As an outgrowth of that unrest what had been one of China’s most revered monuments of antiquity had been seared by the thousand-degree heat from a low-altitude nuclear blast several days earlier. A CSS-5 cruise missile carrying a nuclear warhead had been fired from eighty miles away, traversed the distance in less than two minutes, and exploded two kilometers from its intended target.
The outside of the tomb was now desolate, many artifacts of antiquity destroyed. The stone statues of the sixty-one foreign ambassadors and rulers who had attended the funeral of Emperor Gao-zong that had lined the way to the tomb had been vaporized. The vegetation that had grown along the slopes of the three-thousand-foot-high man-made hill that was his grave had been burned away in a flash. The hill itself, though, was relatively undamaged, hidden behind a shimmering shield-wall of alien origin.
It was a sign of the desperation of the Chinese government that they’d not only detonated a nuclear weapon inside their own borders, but they’d aimed it at the grave of an emperor and empress. The Chinese revered their ancestors and thus their dead. Grave robbing was unknown and archaeological digging was considered practically the same thing: defiling the burial place of someone’s ancestors. A nuclear bomb definitely outranked both grave robbing and archaeological digs.
Qian-Ling, though, was now almost a shelter from the storm that waged around it. All around the mountain, the air shimmered from the strange alien shield that had been activated just prior to the nuclear weapon’s detonation. There was nothing alive on the surface of the earth within a ten-kilometer circle of the tomb, but underneath, inside the protective mountain of earth and alien barrier, the bomb had had little effect.
Inside a large cavern filled with alien equipment, Professor Che Lu sat cross-legged on the floor, just outside the control room that led to the guardian computer. She was an old woman, her skin creased with age, but her mind was as sharp as it had ever been.
Che Lu had seen all of the history of modern China, often participating rather than just watching it go by. She had been one of the twenty-six women who had started the Long March with Mao sixty-four years before. Only six of those women had made it to the end alive. Only ten percent of the one hundred thousand men who had started the march had been alive when they arrived at Yanan in Shaanxi Province in December 1935 after walking over six thousand miles to escape Chiang Kai-shek’s forces.

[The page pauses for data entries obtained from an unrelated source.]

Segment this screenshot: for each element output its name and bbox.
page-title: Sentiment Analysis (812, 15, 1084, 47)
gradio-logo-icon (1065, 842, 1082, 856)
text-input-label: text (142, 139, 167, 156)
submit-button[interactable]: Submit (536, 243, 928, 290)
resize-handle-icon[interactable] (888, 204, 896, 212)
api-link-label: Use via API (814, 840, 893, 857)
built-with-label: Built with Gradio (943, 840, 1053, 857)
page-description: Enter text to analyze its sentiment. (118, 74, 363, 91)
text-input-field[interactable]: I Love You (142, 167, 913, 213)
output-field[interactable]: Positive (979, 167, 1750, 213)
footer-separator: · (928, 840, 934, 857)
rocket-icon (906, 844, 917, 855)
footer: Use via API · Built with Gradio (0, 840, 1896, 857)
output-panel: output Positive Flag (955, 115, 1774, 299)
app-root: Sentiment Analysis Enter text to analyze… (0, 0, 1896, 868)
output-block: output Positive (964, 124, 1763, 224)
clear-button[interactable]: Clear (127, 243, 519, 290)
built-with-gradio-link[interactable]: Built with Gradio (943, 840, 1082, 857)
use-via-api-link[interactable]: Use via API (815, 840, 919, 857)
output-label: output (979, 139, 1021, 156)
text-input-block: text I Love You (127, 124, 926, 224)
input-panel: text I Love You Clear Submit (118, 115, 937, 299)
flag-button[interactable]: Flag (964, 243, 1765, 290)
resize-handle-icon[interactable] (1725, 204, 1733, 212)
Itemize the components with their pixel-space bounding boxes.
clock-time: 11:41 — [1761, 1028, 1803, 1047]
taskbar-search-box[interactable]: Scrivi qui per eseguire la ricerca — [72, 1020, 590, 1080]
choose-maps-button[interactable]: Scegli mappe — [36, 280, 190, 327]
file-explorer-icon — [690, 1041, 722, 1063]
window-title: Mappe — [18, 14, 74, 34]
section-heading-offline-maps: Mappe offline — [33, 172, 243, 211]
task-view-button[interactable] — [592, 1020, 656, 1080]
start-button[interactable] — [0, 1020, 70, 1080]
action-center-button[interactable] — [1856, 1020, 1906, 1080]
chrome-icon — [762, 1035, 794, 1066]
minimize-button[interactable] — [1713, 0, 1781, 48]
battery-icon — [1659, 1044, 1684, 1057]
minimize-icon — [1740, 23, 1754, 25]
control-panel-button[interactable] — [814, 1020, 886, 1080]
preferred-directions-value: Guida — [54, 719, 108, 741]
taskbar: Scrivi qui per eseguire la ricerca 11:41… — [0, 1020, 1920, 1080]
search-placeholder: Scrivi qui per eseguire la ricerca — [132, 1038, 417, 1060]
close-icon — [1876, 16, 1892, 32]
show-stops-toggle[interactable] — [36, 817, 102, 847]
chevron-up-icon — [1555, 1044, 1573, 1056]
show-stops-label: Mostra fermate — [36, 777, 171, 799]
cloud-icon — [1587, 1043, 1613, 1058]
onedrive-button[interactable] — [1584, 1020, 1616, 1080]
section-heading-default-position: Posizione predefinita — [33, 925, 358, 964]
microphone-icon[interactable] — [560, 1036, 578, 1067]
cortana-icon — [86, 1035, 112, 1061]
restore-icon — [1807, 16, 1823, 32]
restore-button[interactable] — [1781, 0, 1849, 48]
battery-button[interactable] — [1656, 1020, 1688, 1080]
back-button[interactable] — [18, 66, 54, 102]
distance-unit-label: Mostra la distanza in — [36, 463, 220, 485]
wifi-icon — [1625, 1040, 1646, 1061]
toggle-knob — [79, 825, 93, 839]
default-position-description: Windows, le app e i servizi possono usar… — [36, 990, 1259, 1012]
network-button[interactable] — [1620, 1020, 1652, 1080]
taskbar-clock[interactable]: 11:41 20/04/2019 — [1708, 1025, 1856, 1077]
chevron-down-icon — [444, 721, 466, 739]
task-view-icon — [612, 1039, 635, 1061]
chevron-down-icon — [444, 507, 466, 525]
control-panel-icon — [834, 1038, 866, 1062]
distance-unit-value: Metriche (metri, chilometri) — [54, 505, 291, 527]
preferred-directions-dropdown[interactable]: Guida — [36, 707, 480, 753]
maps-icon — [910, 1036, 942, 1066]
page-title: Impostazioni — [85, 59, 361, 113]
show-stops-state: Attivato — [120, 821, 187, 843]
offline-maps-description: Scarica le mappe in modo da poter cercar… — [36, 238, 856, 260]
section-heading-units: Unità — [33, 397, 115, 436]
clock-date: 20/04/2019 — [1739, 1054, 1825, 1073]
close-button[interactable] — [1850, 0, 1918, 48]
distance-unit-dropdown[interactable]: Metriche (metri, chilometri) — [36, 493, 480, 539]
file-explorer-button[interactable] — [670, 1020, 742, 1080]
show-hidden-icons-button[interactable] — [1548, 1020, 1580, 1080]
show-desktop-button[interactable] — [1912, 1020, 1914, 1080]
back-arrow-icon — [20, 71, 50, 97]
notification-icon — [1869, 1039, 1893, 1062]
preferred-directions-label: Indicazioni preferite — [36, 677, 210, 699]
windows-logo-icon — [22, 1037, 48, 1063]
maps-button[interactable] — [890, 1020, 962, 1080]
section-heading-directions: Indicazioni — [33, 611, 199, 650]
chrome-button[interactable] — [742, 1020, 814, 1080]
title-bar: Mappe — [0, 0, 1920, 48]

She knew how significant it was that her government had tried to destroy Qian-Ling. It was more than just a blind fear of the aliens… it was also a desperate attempt by the leaders to keep the country in ignorance and remain in power.
Metal beams came up from the nearest wall and disappeared overhead, curving to follow the dome ceiling around to touch down on the far side. There were numerous large objects scattered about on the floor, the exact purpose of which was still unknown, except for one large cylinder that gave off a hum… that one had propagated the shield that had saved their lives. The black metal covering it had slid back at Elek’s command through the guardian. A drum had been revealed, about fifty meters long by ten in diameter. It was mounted on both ends in a cradle of black metal that attached at the center. The drum continued to rotate with streaks of color… red, orange, violet, purple… intermingled on its surface. The other, unopened containers, were in the form of black rectangles ranging from a few feet in size to one over a hundred meters long and sixty high.
Fifty feet away from where Che Lu sat there was a bright green light glowing out of the wall, brighter even than the one overhead. Inside was a control room, and beyond that, the chamber housing the golden pyramid that was the Qian-Ling guardian computer.